As we climb up the rock toward the ice, the higher areas are bare and the route becomes more challenging. Ragged rock ridges makes traversing difficult. Along this route, the effects of glacial plucking are seen everywhere. The friction of the ice on the rock causes some melting and the water infiltrates the cracks, freezes and breaks the rock, which is then transported down the mountain over centuries. We can see striation (rocks pulled under the ice, scraping the surface) and polishing of surfaces.
At the top of the exposed bedrock section, a bit of snow sits at the foot of the ice and some gravels sits on the ice, fallen from cliffs and carried down by the ice over decades. In later summer, snows melt and leave the ice exposed, bluish and crevassed. It is never wise to cross a glacier without a rope so we usually content ourselves to step onto the ice to take some pictures, but then we return back down the rock. On one of these solo descents in August a hailstorm came up and besides getting drenched, the pellets coated the rock making the surface impossibly slippery. Late in the day, I spend much of the time on my rear end trying to get down. The rock route is not recommended in wet conditions.

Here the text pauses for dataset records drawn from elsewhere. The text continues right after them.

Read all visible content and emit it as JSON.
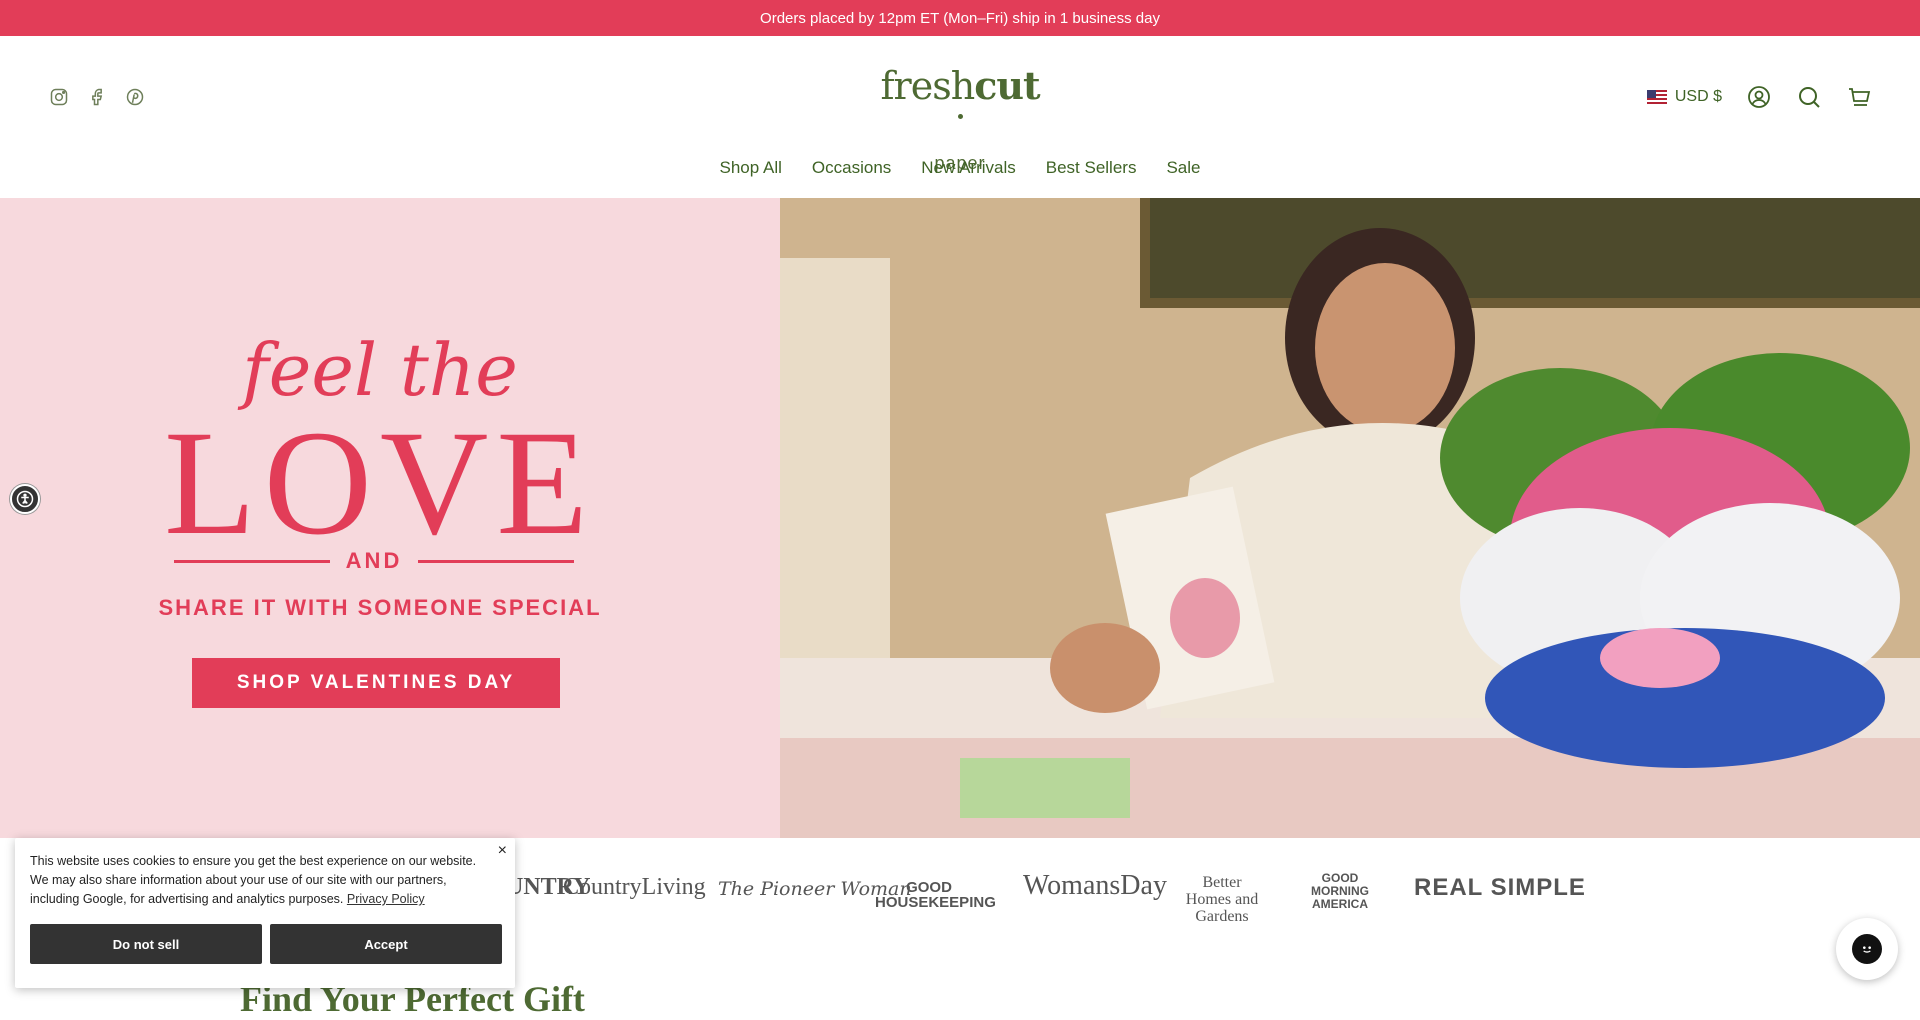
{
  "announcement": "Orders placed by 12pm ET (Mon–Fri) ship in 1 business day",
  "header": {
    "social_icons": [
      "instagram-icon",
      "facebook-icon",
      "pinterest-icon"
    ],
    "logo_fresh": "fresh",
    "logo_cut": "cut",
    "logo_sub": "paper",
    "currency": "USD $",
    "tool_icons": [
      "account-icon",
      "search-icon",
      "cart-icon"
    ]
  },
  "nav": {
    "items": [
      {
        "label": "Shop All"
      },
      {
        "label": "Occasions"
      },
      {
        "label": "New Arrivals"
      },
      {
        "label": "Best Sellers"
      },
      {
        "label": "Sale"
      }
    ]
  },
  "hero": {
    "feel": "feel the",
    "love": "LOVE",
    "and": "AND",
    "share": "SHARE IT WITH SOMEONE SPECIAL",
    "cta": "SHOP VALENTINES DAY"
  },
  "press": {
    "logos": [
      "COUNTRY",
      "CountryLiving",
      "The Pioneer Woman",
      "GOOD HOUSEKEEPING",
      "WomansDay",
      "Better Homes and Gardens",
      "GOOD MORNING AMERICA",
      "REAL SIMPLE"
    ]
  },
  "find_heading": "Find Your Perfect Gift",
  "cookie": {
    "text": "This website uses cookies to ensure you get the best experience on our website. We may also share information about your use of our site with our partners, including Google, for advertising and analytics purposes.",
    "link": "Privacy Policy",
    "close": "×",
    "do_not_sell": "Do not sell",
    "accept": "Accept"
  },
  "colors": {
    "brand_red": "#e23d58",
    "brand_green": "#4e6a33",
    "hero_pink": "#f7d9dd"
  }
}
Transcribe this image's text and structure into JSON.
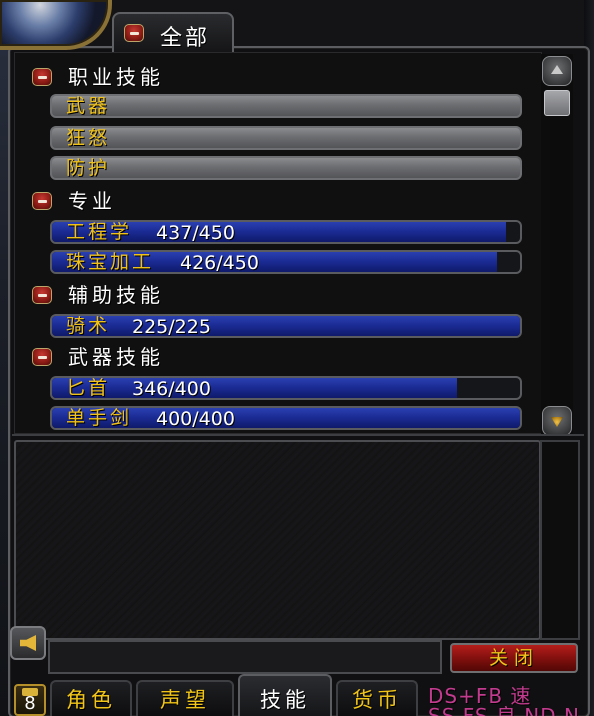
{
  "top_tab": {
    "label": "全部"
  },
  "skills": [
    {
      "type": "header",
      "label": "职业技能"
    },
    {
      "type": "skill",
      "name": "武器",
      "value": "",
      "fill": 0,
      "style": "grey"
    },
    {
      "type": "skill",
      "name": "狂怒",
      "value": "",
      "fill": 0,
      "style": "grey"
    },
    {
      "type": "skill",
      "name": "防护",
      "value": "",
      "fill": 0,
      "style": "grey"
    },
    {
      "type": "header",
      "label": "专业"
    },
    {
      "type": "skill",
      "name": "工程学",
      "value": "437/450",
      "fill": 0.97,
      "style": "blue"
    },
    {
      "type": "skill",
      "name": "珠宝加工",
      "value": "426/450",
      "fill": 0.95,
      "style": "blue"
    },
    {
      "type": "header",
      "label": "辅助技能"
    },
    {
      "type": "skill",
      "name": "骑术",
      "value": "225/225",
      "fill": 1.0,
      "style": "blue"
    },
    {
      "type": "header",
      "label": "武器技能"
    },
    {
      "type": "skill",
      "name": "匕首",
      "value": "346/400",
      "fill": 0.865,
      "style": "blue"
    },
    {
      "type": "skill",
      "name": "单手剑",
      "value": "400/400",
      "fill": 1.0,
      "style": "blue"
    }
  ],
  "close_button": {
    "label": "关闭"
  },
  "bottom_tabs": [
    {
      "label": "角色",
      "active": false
    },
    {
      "label": "声望",
      "active": false
    },
    {
      "label": "技能",
      "active": true
    },
    {
      "label": "货币",
      "active": false
    }
  ],
  "badge_number": "8",
  "background_text": {
    "line1": "DS+FB 速",
    "line2": "SS FS 良 ND N"
  },
  "colors": {
    "skill_text": "#f0c219",
    "header_text": "#ffffff",
    "skill_fill": "#1a2a92",
    "close_button": "#a11917",
    "close_text": "#f0c419"
  }
}
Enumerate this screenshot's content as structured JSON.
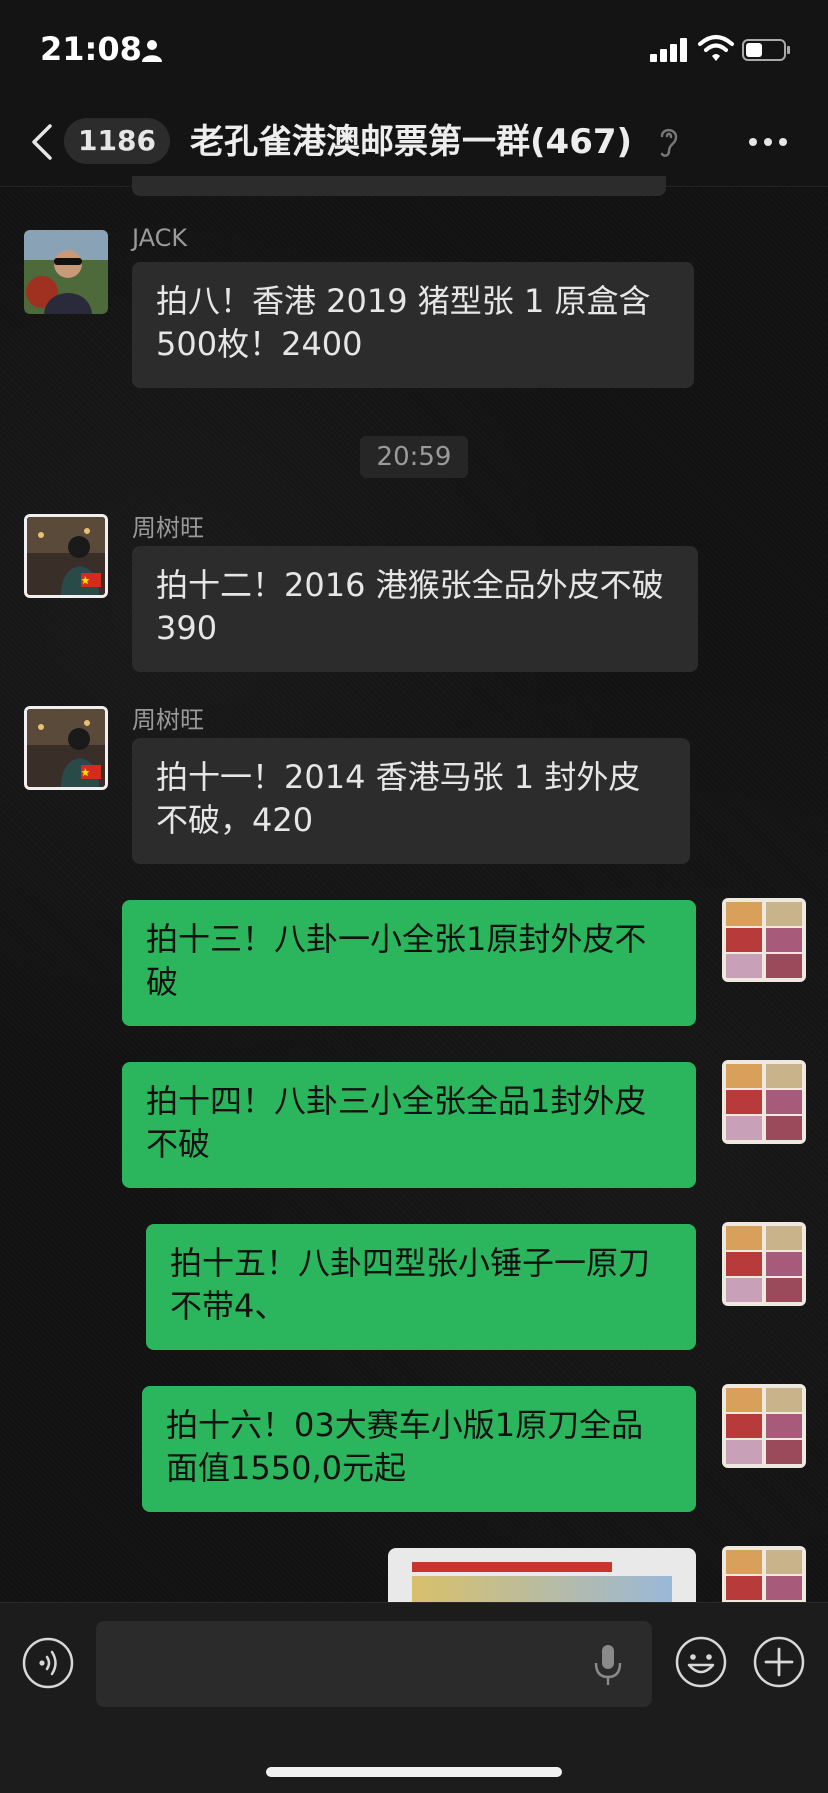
{
  "status": {
    "time": "21:08"
  },
  "nav": {
    "unread_count": "1186",
    "title": "老孔雀港澳邮票第一群(467)"
  },
  "chat": {
    "timestamp": "20:59",
    "messages": [
      {
        "sender": "JACK",
        "text": "拍八！香港 2019 猪型张 1 原盒含 500枚！2400",
        "direction": "incoming"
      },
      {
        "sender": "周树旺",
        "text": "拍十二！2016 港猴张全品外皮不破 390",
        "direction": "incoming"
      },
      {
        "sender": "周树旺",
        "text": "拍十一！2014 香港马张 1 封外皮不破，420",
        "direction": "incoming"
      },
      {
        "sender": "",
        "text": "拍十三！八卦一小全张1原封外皮不破",
        "direction": "outgoing"
      },
      {
        "sender": "",
        "text": "拍十四！八卦三小全张全品1封外皮不破",
        "direction": "outgoing"
      },
      {
        "sender": "",
        "text": "拍十五！八卦四型张小锤子一原刀不带4、",
        "direction": "outgoing"
      },
      {
        "sender": "",
        "text": "拍十六！03大赛车小版1原刀全品面值1550,0元起",
        "direction": "outgoing"
      }
    ]
  },
  "colors": {
    "outgoing_bubble": "#2bb65e",
    "incoming_bubble": "#2c2c2c",
    "background": "#111111"
  }
}
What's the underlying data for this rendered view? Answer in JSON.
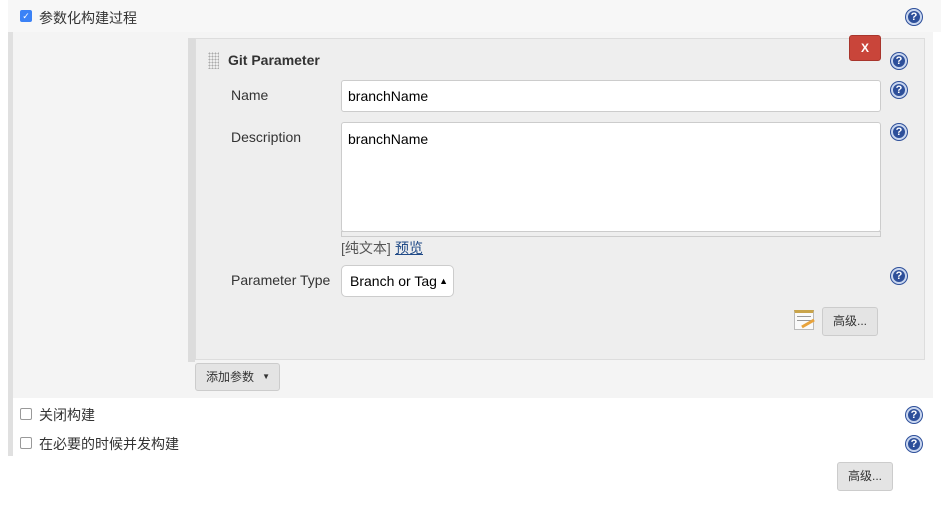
{
  "sections": {
    "parameterized": {
      "label": "参数化构建过程",
      "checked": true
    },
    "disable_build": {
      "label": "关闭构建",
      "checked": false
    },
    "concurrent_build": {
      "label": "在必要的时候并发构建",
      "checked": false
    }
  },
  "git_parameter": {
    "title": "Git Parameter",
    "delete_label": "X",
    "name_label": "Name",
    "name_value": "branchName",
    "description_label": "Description",
    "description_value": "branchName",
    "plain_text": "[纯文本]",
    "preview": "预览",
    "type_label": "Parameter Type",
    "type_value": "Branch or Tag",
    "advanced_label": "高级..."
  },
  "add_parameter_label": "添加参数",
  "advanced_label": "高级..."
}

The route up the bedrock to the glacier is not for everyone. Great care must be taken a;; the way. An alternate route is to take the steep Perley Rock Trail (link). On another trip, we hiked to the top of the Glacier Crest Trail, then scrambled down to the edge of the ice for a round trip (a difficult route).
The Illecillewaet Glacier covers about 9 square km high in the Donald Range and averages about 110 m thick, but much of it is high above our view. We can see parts of it from various hikes in the area, but we can also climb the rock to witness the recession of the Great Glacier.